Questions fréquentes

Qu'est-ce qu'une perspective raisonnable d'éloignement ?
C'est la probabilité que l'éloignement de l'étranger puisse être effectué dans un délai raisonnable, appréciée notamment au regard des diligences de l'administration pour obtenir un laissez-passer consulaire et de la coopération de l'intéressé.
Comment contester une ordonnance de prolongation de rétention ?
Vous pouvez interjeter appel dans les 24 heures suivant la notification de l'ordonnance, par courrier électronique ou déclaration au greffe, en motivant votre appel sur des moyens de droit ou de fait.
L'absence de réponse du consulat empêche-t-elle la prolongation ?
Non, si l'administration a effectué des relances régulières et que l'identification est facilitée (ex: fourniture d'une copie de passeport), les perspectives d'éloignement peuvent être considérées comme raisonnables malgré l'absence de réponse.
Puis-je être libéré pour raisons médicales ?
La vulnérabilité médicale peut être invoquée, mais elle n'entraîne pas automatiquement la libération.

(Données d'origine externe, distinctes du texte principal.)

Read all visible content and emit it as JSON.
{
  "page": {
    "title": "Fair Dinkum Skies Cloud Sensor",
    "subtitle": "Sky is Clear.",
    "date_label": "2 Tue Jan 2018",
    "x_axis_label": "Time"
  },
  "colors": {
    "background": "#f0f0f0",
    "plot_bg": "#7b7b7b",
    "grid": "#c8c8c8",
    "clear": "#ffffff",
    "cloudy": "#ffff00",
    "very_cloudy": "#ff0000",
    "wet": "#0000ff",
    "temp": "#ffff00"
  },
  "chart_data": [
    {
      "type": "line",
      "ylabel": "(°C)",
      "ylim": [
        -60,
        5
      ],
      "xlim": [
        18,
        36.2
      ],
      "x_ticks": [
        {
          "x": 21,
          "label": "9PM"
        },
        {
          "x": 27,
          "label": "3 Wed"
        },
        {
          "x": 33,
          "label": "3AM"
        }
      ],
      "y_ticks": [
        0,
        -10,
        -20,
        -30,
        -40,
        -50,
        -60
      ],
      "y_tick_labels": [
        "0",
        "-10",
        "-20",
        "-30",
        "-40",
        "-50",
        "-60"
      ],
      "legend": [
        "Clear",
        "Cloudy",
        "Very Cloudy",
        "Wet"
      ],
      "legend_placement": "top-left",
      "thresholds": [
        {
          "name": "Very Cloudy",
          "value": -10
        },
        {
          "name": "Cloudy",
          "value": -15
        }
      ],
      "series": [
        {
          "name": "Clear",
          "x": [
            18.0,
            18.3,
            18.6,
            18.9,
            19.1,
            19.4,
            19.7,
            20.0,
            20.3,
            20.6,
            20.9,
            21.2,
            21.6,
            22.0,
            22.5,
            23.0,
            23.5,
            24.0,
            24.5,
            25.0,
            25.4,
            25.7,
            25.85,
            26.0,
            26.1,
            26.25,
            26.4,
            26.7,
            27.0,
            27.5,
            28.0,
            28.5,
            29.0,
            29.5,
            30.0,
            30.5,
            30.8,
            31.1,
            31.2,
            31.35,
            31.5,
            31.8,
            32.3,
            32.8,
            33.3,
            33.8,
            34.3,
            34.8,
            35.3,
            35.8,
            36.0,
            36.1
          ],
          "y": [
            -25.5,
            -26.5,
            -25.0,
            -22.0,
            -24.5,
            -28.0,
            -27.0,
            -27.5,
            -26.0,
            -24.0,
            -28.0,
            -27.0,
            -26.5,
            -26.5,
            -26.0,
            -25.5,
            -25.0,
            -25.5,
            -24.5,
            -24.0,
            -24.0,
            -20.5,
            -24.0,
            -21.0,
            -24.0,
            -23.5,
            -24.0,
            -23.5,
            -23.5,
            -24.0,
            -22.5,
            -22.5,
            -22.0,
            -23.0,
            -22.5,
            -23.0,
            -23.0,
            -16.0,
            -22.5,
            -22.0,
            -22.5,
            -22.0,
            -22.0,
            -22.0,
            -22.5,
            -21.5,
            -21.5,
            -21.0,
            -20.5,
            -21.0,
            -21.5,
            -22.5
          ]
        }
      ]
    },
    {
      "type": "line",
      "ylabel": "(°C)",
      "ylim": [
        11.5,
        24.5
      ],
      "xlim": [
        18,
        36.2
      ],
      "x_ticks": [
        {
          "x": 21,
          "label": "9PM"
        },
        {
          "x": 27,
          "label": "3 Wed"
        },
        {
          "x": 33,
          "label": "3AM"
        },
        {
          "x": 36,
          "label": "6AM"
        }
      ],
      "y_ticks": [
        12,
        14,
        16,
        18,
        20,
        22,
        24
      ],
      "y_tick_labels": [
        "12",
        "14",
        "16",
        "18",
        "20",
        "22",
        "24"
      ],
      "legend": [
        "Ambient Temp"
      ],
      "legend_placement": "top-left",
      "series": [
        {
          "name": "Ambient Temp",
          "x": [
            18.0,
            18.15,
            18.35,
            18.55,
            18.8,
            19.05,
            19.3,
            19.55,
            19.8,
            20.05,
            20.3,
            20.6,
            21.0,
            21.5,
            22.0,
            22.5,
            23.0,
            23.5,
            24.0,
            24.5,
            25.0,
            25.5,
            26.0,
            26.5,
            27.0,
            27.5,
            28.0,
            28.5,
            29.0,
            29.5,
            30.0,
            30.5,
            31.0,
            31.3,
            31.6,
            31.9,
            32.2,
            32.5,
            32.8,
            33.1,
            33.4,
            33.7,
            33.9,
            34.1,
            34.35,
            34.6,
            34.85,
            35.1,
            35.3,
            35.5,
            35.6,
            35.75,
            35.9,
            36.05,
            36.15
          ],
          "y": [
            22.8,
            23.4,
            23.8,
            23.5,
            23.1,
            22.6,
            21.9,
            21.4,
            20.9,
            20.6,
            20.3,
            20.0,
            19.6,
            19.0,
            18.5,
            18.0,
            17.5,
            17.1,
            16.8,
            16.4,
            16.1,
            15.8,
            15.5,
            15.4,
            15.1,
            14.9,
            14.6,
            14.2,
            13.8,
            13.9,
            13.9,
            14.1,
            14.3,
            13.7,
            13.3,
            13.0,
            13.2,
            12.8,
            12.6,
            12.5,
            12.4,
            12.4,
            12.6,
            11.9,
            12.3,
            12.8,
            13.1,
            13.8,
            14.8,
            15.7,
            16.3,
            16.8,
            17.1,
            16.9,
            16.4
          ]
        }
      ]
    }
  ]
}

Le juge apprécie si l'état de santé est incompatible avec la rétention ou si des soins adaptés peuvent y être prodigués.
Quelles sont les durées maximales de rétention ?
La rétention initiale est de 48h, prolongeable jusqu'à 60 jours, puis jusqu'à 90 jours dans certaines conditions (obstacles à l'éloignement).
Que faire si l'administration ne fait pas assez de démarches ?
Vous pouvez contester la prolongation en démontrant l'absence de diligences suffisantes. Le juge vérifie si les démarches sont régulières et adaptées.